I think primary donate makes sense for a lot of reasons. Regardless of whether you use a necklace (I do and I love it), make sure you know where your other second is before you give yours away.
 
windapp ... I just want to say that I'm pleased to see someone at your experience level putting this much thought into learning from your mistakes ... and in particular the dive planning and gas management comments.

Kudos ... I'd say you didn't really do anything "wrong" ... you made mistakes, just like we all do. The key thing is to understand why, so you can avoid making them again ...

... Bob (Grateful Diver)
 
At 1100 PSI (just over 70 bar - my gauge is imperial), I signalled time for me to ascend.
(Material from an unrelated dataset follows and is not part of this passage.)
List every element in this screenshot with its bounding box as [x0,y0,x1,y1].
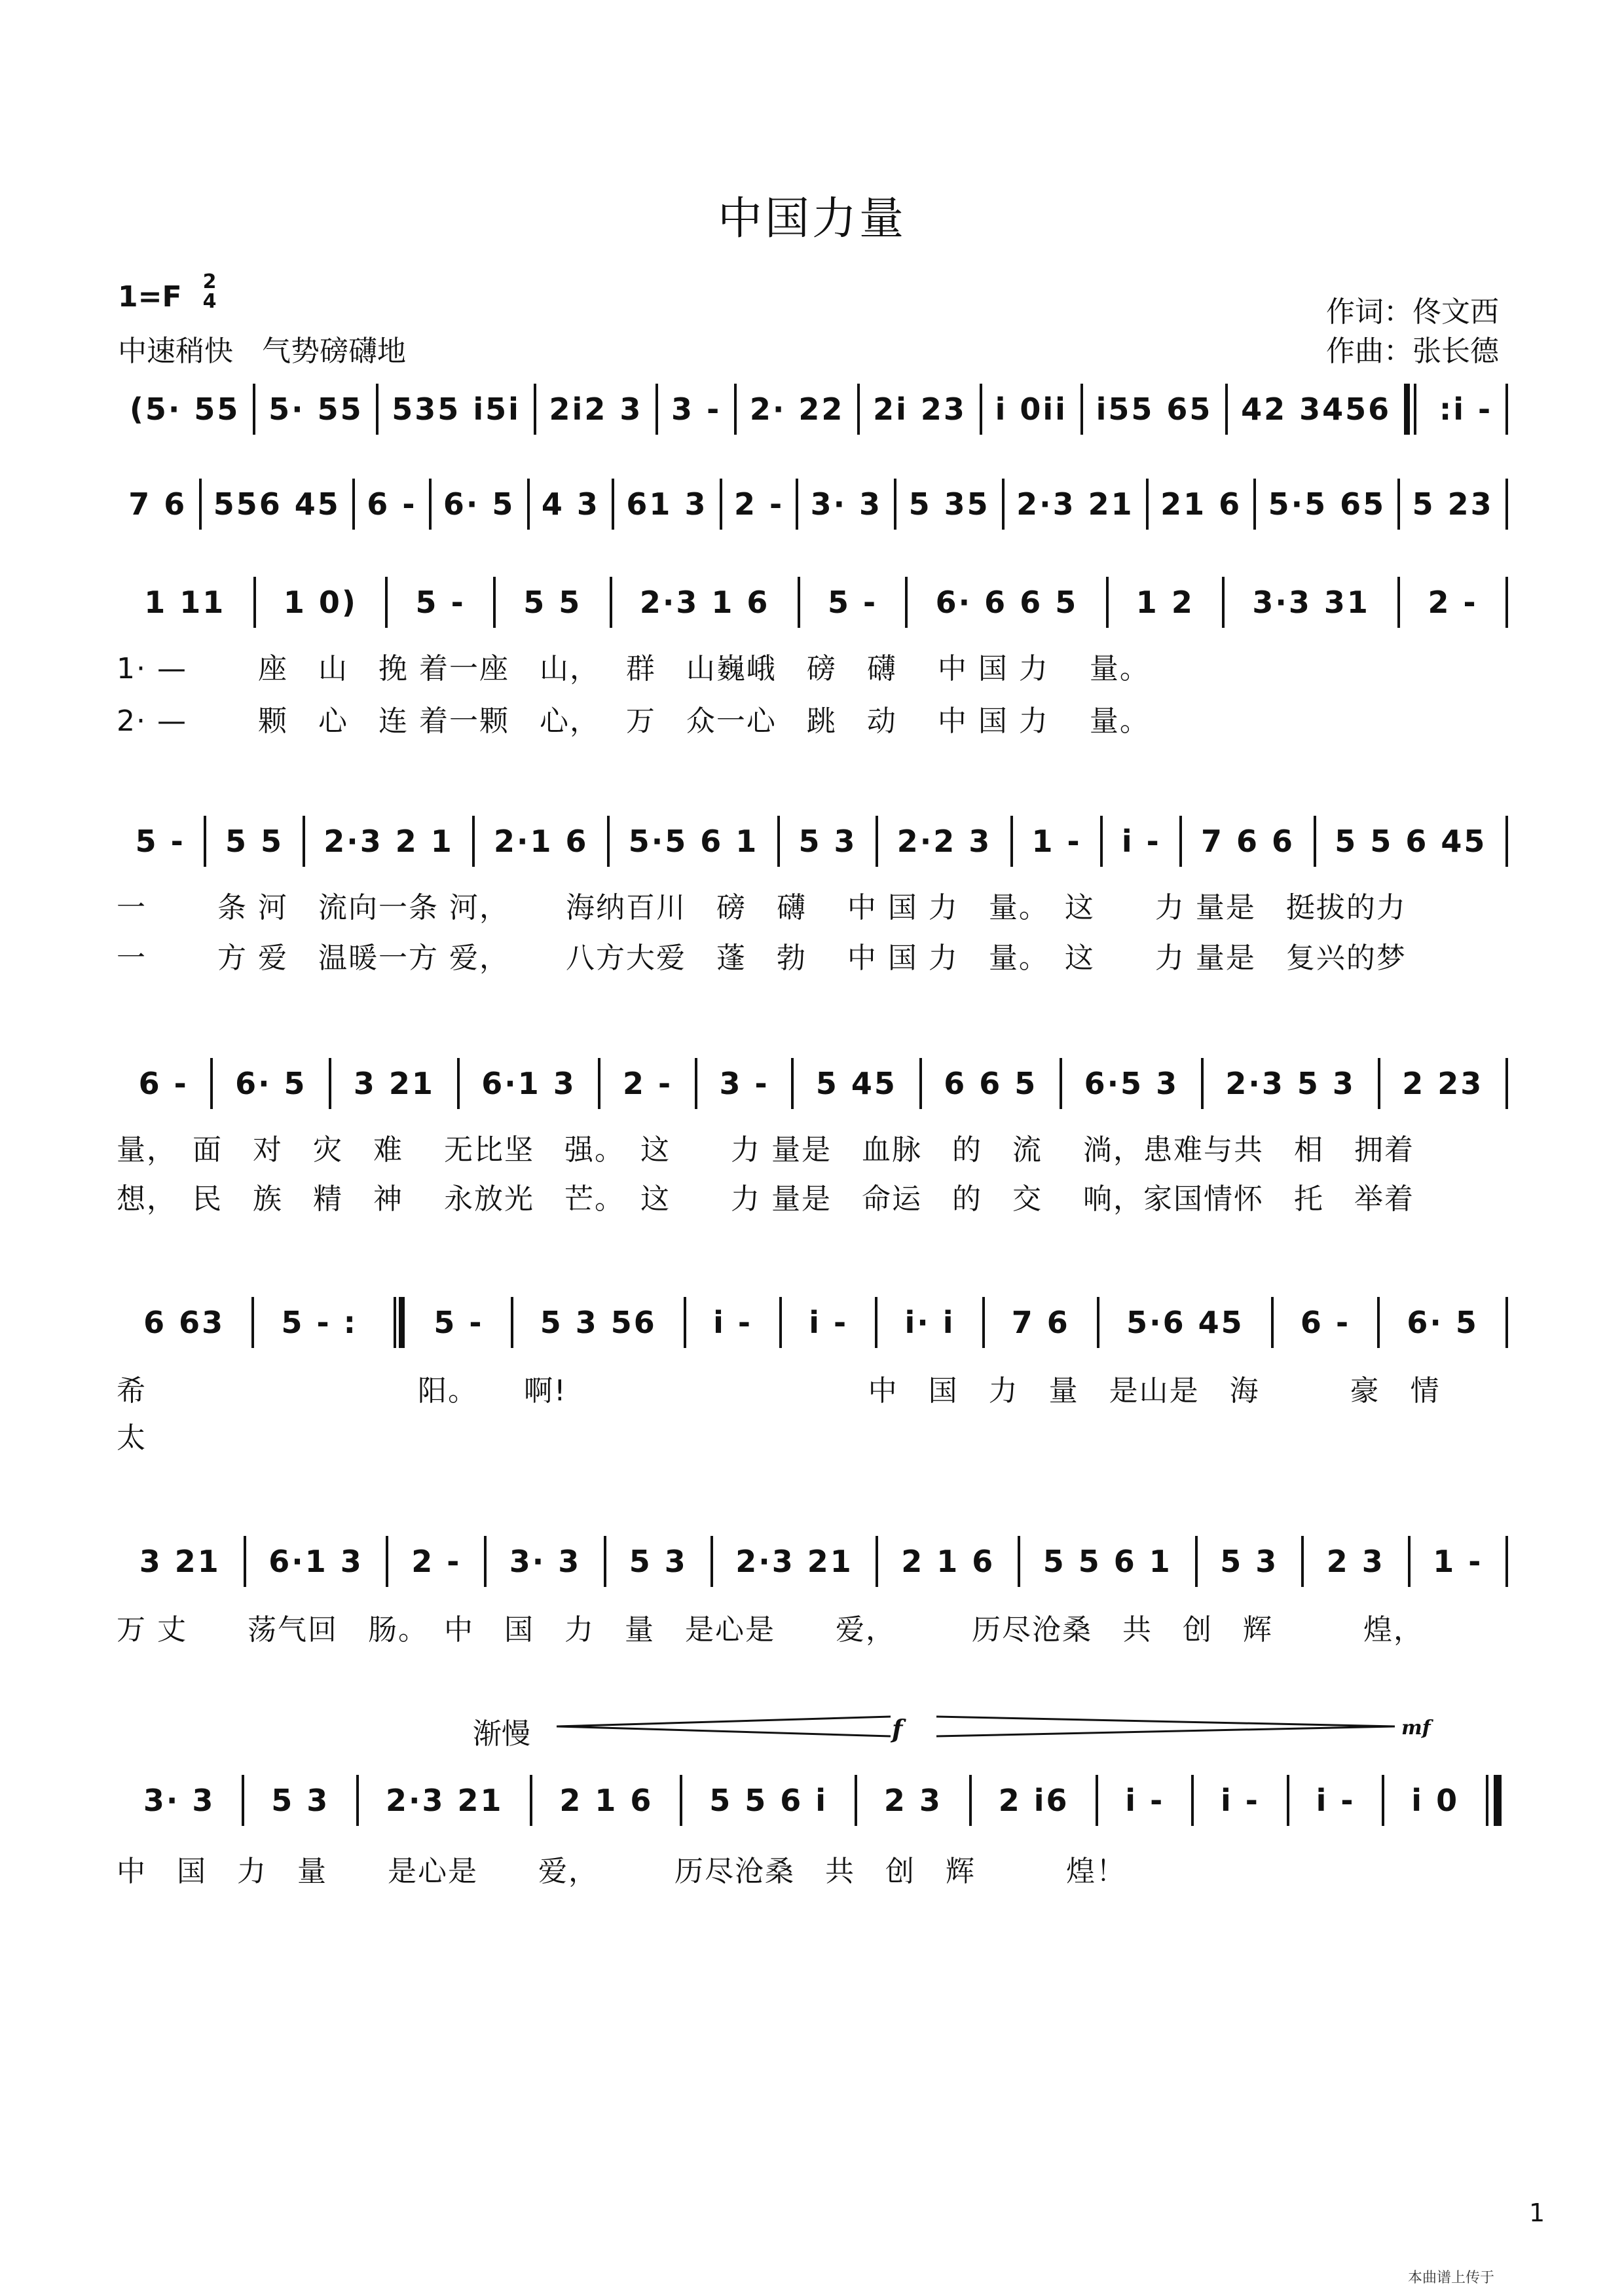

My buddy, and the divemaster, ascended with me. We did a deep stop (required by the divemaster's computer), and at 1:30 into the safety stop, my tank went below the IP.

I think you handled the situation pretty well for having 0-24 dives. What I concerned is your equipments.

At 1100psi you called the dive. Assumeing you are at max depth, 29m (say 100ft), you ascent to 50ft for deep stop at 30ft/min rate. That will take ~2 minutes, then 1:30min at deep stop (50ft). Total time from ascent (1100psi) is 3.5 min, then tank pressure went below IP (150psi). It is very unlikely you can cosume that much air in such a short time. I am thinking your SPG was reading the properly pressure at all. Just a thought.
 
You may be right. At a minimum, I will get a tank full of air, hook up an alternate SPG to the other HP port, and compare the gauges over the range to ensure that my SPG is reading properly.
 
Quick question, what did your SPG read when you surfaced on the first dive? Another possibility is that you valve was only partially open. As you breath the air from the HP tank can't make it into the hose fast enough and the pressure in the hose drops. Initially with the tank at a higher pressure the hose pressure did not drop below the IP, later at a lower pressure the drop in the hose fell below the IP.


You can sometimes see this if you watch you SPG as you take a breath and see the needle dip.